Friday 23 June 2017

Flexible space can be the right fit

Gary Lawrence, Principal at Vauxhall School in Devonport, says that flexible-space learning allows both students and teachers to collaborate and support each other.
Variable space has been a way of life for us here at Vauxhall School for as long as any of us can remember. It is a model that can work for everyone, yet presents challenges. It’s not the only way to set up collaborative classrooms, but it works for us – and we wouldn’t have it any other way! It works because our teachers believe in the benefits that flexible space provides for the children and for themselves. It is a highly collaborative and organised approach to learning and teaching. Lots of new schools are being built with adaptable spaces, and existing schools having flexible space and withdrawal rooms being added to create modern learning environments. We feel proud of our well-established, successful approach to teaching and learning in an agile environment.
The secret is sharing
Each year level or syndicate has between two and four teachers sharing a variety of spaces and students. Students work in small groups that meet their needs like any well-run classroom. The difference is that they have the benefit of forming strong relationships with more than one teacher, have current connections with all children in their year, and have a variety of stimulating workspaces.
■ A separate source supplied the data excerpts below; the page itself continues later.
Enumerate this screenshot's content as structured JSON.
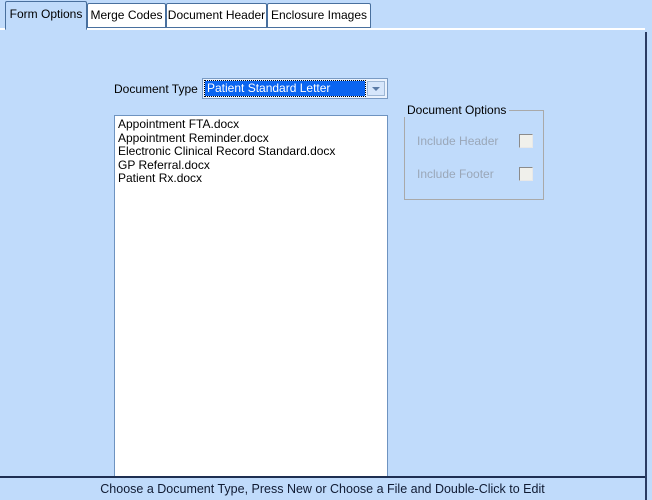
{
  "tabs": [
    {
      "label": "Form Options",
      "active": true
    },
    {
      "label": "Merge Codes",
      "active": false
    },
    {
      "label": "Document Header",
      "active": false
    },
    {
      "label": "Enclosure Images",
      "active": false
    }
  ],
  "form": {
    "document_type_label": "Document Type",
    "document_type_value": "Patient Standard Letter",
    "dropdown_icon": "chevron-down-icon"
  },
  "file_list": [
    "Appointment FTA.docx",
    "Appointment Reminder.docx",
    "Electronic Clinical Record Standard.docx",
    "GP Referral.docx",
    "Patient Rx.docx"
  ],
  "document_options": {
    "title": "Document Options",
    "items": [
      {
        "label": "Include Header",
        "checked": false,
        "enabled": false
      },
      {
        "label": "Include Footer",
        "checked": false,
        "enabled": false
      }
    ]
  },
  "status_bar": {
    "message": "Choose a Document Type, Press New or Choose a File and Double-Click to Edit"
  },
  "colors": {
    "window_background": "#c0dbfb",
    "tab_inactive": "#ffffff",
    "selection_blue": "#0a64f0",
    "listbox_background": "#ffffff",
    "disabled_text": "#9aa7b8",
    "border": "#7a9bc4"
  }
}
With more than one teacher, students may only open up to the one they feel comfortable or confident with, but they have a choice. As adults, we are selective about who we trust and connect with, and students are no different. A year is a long time for a teacher or child to work together if they find it hard to connect.
Students have a wide circle of friends throughout their syndicate. They work in a variety of classroom spaces every day. Students learn about tolerance, consideration, independence, flexibility, and caring for each other, as these qualities are vital when sharing spaces. Individual problems are collective problems. Whanaungatanga, or a sense of belonging, is one of our key school values. Teachers work hard to build a sense of togetherness through the syndicates and the school.
Teaching as a team
Teachers work throughout the day with other teachers in the shared spaces. It is quite a shift to teach in a team, sharing the responsibility for achievement. Our teachers find it rewarding and fulfilling to have constant adult/peer interaction and camaraderie.
“We learn from each other, as we each have our own strengths as educators. This builds confidence as we review and plan together” says Carol Rowe-Mitchell, Vauxhall School Deputy Principal.
Our students see teachers working together, sharing, collaborating, learning from each other, problem solving – it makes for ongoing role modelling in relating to others.
What is the downside? Teachers who want their own room and unchallenged autonomy would compromise our system. Our teachers take part in the staff selection process to help avoid a mismatch. Since I have been here, all new staff joining the school find the support and collegiality fulfilling and are committed to the school.
Shared decisions
The ratio of teachers to students is the same as any school, of course, but we have the flexibility to modify the number of students a teacher works with depending on the learning needs of a particular group, whether it be reading, writing, or mathematics. During the afternoon, teachers can regroup and arrange for students within a syndicate to mix through arts, health, and PE, or inquiry-based investigations. If teachers want to switch around the timetable for the day, it is a shared decision. Shared decisions mean teachers have confidence in what they are doing.
“We are able to meet with parents together, answer questions knowing we are all on the same page, and learn from each other. Self-review is ongoing and a natural part of flexible-space teaching. We are always talking about what works and what doesn’t for our students,” says Sue Roberts, Assistant Principal.
Minimising disruption
The most common questions new parents ask me are “is it noisy?” or “do some students find it distracting?” After a tour of the school, they see how teachers and students have their own space at any given time and respect each other’s learning environment. Noise is not a consideration for us as it is just not an issue. At times they have to look hard to find the teacher! Classes are not set up with a front and back of room. The teacher can be leading an exercise from anywhere with various whiteboards on different walls, whiteboard tables, portable TVs connected through Apple TV, children with school or BYOD iPads, and furniture of different heights and functionality.
Because teachers are organised, students’ learning needs are understood and disruptions are minimal. Parents can’t believe there are 60 Year 0 and 1s in a space where the students are spread between three withdrawal rooms and a larger shared area. Being aware that there are students learning with other teachers and being respectful of each other’s space and environment is a natural way of life from each student’s first day.
Sharing with other schools
We have been lucky enough to modernise our learning environments over the summer, creating more effective withdrawal spaces with furniture that can be mixed and matched for individual or collaborative group work. One of our goals for the year is to develop relationships with schools outside of our own Devonport community. We were fortunate enough to be able to partner with Henderson North School and provide some of our surplus furniture in exchange for a cultural performance visit from four of their Pasifika groups. We are hoping this may be the start of shared opportunities for learning that can extend beyond our classrooms.
At the end of the day, the space and the furniture provide an environment conducive to collaborative teaching, but it is the teachers’ desire to work together that really makes us ‘flexible space’, and provides benefits for student achievement. We wouldn’t have it any other way.